Today, there are likely more households that have chosen to “cut the cord” and subscribe only to wireless service than there are households that subscribe to a switched-access service provided by an ILEC. And the number of households using Voice over Internet Protocol (VoIP) service will soon surpass the number of households subscribed to an ILEC switched access service.
These statistics are just the most obvious sign of a profound and accelerating technological and societal shift away from “plain old telephone service” (POTS) offered over the legacy public switched telephone network (PSTN) to IP-based services offered over fixed and mobile broadband networks.

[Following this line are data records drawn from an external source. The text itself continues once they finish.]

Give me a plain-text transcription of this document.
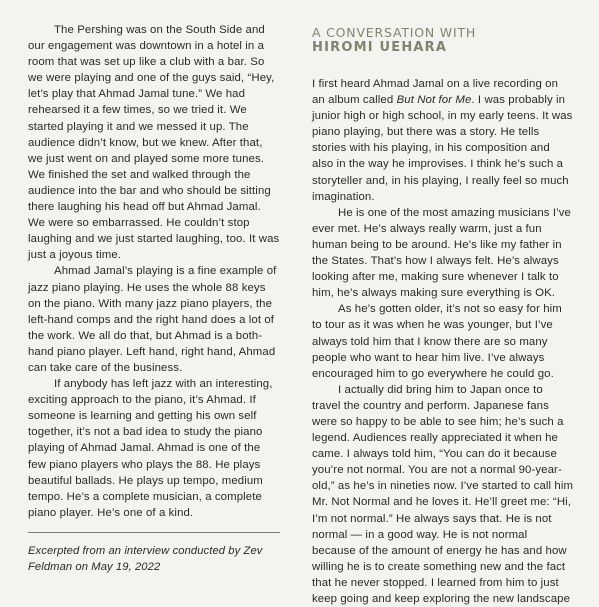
The Pershing was on the South Side and our engagement was downtown in a hotel in a room that was set up like a club with a bar. So we were playing and one of the guys said, “Hey, let’s play that Ahmad Jamal tune.” We had rehearsed it a few times, so we tried it. We started playing it and we messed it up. The audience didn’t know, but we knew. After that, we just went on and played some more tunes. We finished the set and walked through the audience into the bar and who should be sitting there laughing his head off but Ahmad Jamal. We were so embarrassed. He couldn’t stop laughing and we just started laughing, too. It was just a joyous time.

Ahmad Jamal’s playing is a fine example of jazz piano playing. He uses the whole 88 keys on the piano. With many jazz piano players, the left-hand comps and the right hand does a lot of the work. We all do that, but Ahmad is a both-hand piano player. Left hand, right hand, Ahmad can take care of the business.

If anybody has left jazz with an interesting, exciting approach to the piano, it’s Ahmad. If someone is learning and getting his own self together, it’s not a bad idea to study the piano playing of Ahmad Jamal. Ahmad is one of the few piano players who plays the 88. He plays beautiful ballads. He plays up tempo, medium tempo. He’s a complete musician, a complete piano player. He’s one of a kind.

Excerpted from an interview conducted by Zev Feldman on May 19, 2022

A CONVERSATION WITH
HIROMI UEHARA

I first heard Ahmad Jamal on a live recording on an album called But Not for Me. I was probably in junior high or high school, in my early teens. It was piano playing, but there was a story. He tells stories with his playing, in his composition and also in the way he improvises. I think he’s such a storyteller and, in his playing, I really feel so much imagination.

He is one of the most amazing musicians I’ve ever met. He’s always really warm, just a fun human being to be around. He’s like my father in the States. That’s how I always felt. He’s always looking after me, making sure whenever I talk to him, he’s always making sure everything is OK.

As he’s gotten older, it’s not so easy for him to tour as it was when he was younger, but I’ve always told him that I know there are so many people who want to hear him live. I’ve always encouraged him to go everywhere he could go.

I actually did bring him to Japan once to travel the country and perform. Japanese fans were so happy to be able to see him; he’s such a legend. Audiences really appreciated it when he came. I always told him, “You can do it because you’re not normal. You are not a normal 90-year-old,” as he’s in nineties now. I’ve started to call him Mr. Not Normal and he loves it. He’ll greet me: “Hi, I’m not normal.” He always says that. He is not normal — in a good way. He is not normal because of the amount of energy he has and how willing he is to create something new and the fact that he never stopped. I learned from him to just keep going and keep exploring the new landscape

In recognition of these facts, the FCC has focused significant resources recently on preparing for the demise of the PSTN and the transition to IP-based networks. In fact, the FCC has established a policy goal of modernizing its rules to “accelerate the transition from circuit-switched to IP networks, with voice ultimately one of many applications running over fixed and mobile broadband networks.” This effort is fundamentally at odds with the continued treatment of ILECs as “dominant” when offering switched access voice services.
The FCC has made a timely decision to deploy a special task force to study the vast changes that have occurred across communications industries, reshaping competition and creating a vast array of new choices for consumers and businesses. This task force will make recommendations on how best to cope with the broad-ranging changes in technology.
USTelecom believes in today’s changing marketplace, it no longer makes sense as a matter of economics or public policy to continue to treat ILECs as the dominant provider of voice services.
Accordingly, USTelecom has filed a petition that asks the FCC to eliminate unfair regulation of ILECs in the highly competitive local telephone services market. ILECs are but one of many types of competitors that offer voice service to consumers and businesses, so they shouldn’t be singled out for “dominant carrier” regulations that are vestiges of a market structure that no longer exists.
Carriers of all sizes are being forced to address the transition from the PSTN to all IP networks. Removing unnecessary regulation will help by providing regulatory parity and permitting more opportunities for open competition.